Scenario:
I want the users of the rpm packages I'm building for my project to be able
to install said packages as a non-root user.
I see that rpm has a '--root' parameter, and that appears to work when
installing my package (eg, using '--root
/home/<my-non-root-user>'). However, my .rpm packages tend to have many
dependencies that may be typically installed as "root" system packages, eg,
PostgreSQL, MySQL, Boost libraries, bzip2 compression libs, libpqxx,
OpenSSL libs, xerces-c libs, and possibly more...not to mention all the
"standard" dependencies like libc/libstdc++/libpthread/libgcc,
etc. Therefore, when running the '--root /home/<my-non-root-user>'
command, all sorts of missing dependencies show up, even though all of the
above modules/libraries may already be installed on my system...but not in
the rpm database found in /home/<my-non-root-user>.
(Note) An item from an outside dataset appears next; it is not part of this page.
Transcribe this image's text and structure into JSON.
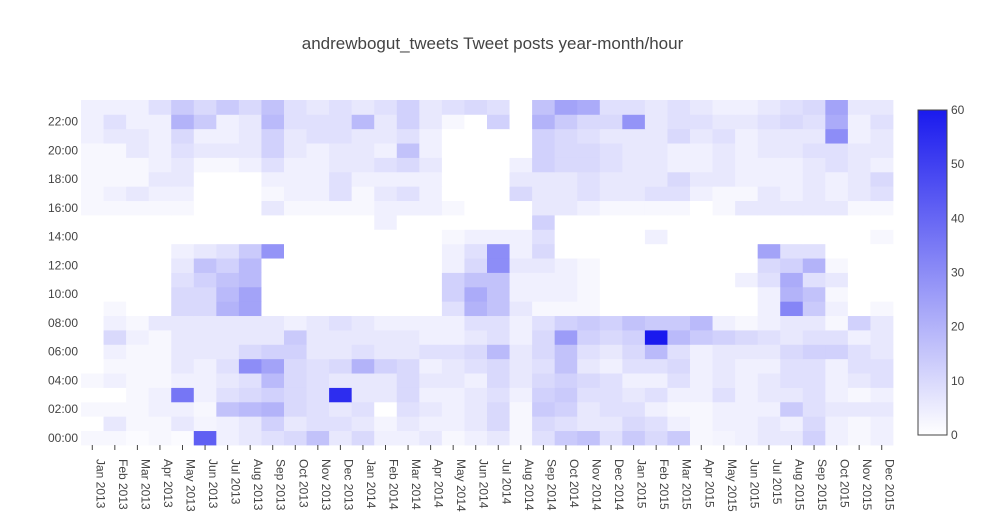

One way I'm thinking about solving this problem:
What if the non-root user could acquire the *existing* root-rpm-database
info (from /usr/lib/rpmdb/i386-redhat-linux/CentOS, what I understand is
the typical db info...for a CentOS install, anyway) and copy it into
/home/<my-non-root-user>/usr/lib/rpmdb/i386-redhat-linux/CentOS?
This way I'm hoping that a non-root user could copy the existing system
package info that points to the existing modules/packages, and then said
non-root user can install the new package(s) into their own database and
/home/<my-non-root-user> filesystem?
Are there any other ways to solve the
install-the-package-as-a-non-root-user problem?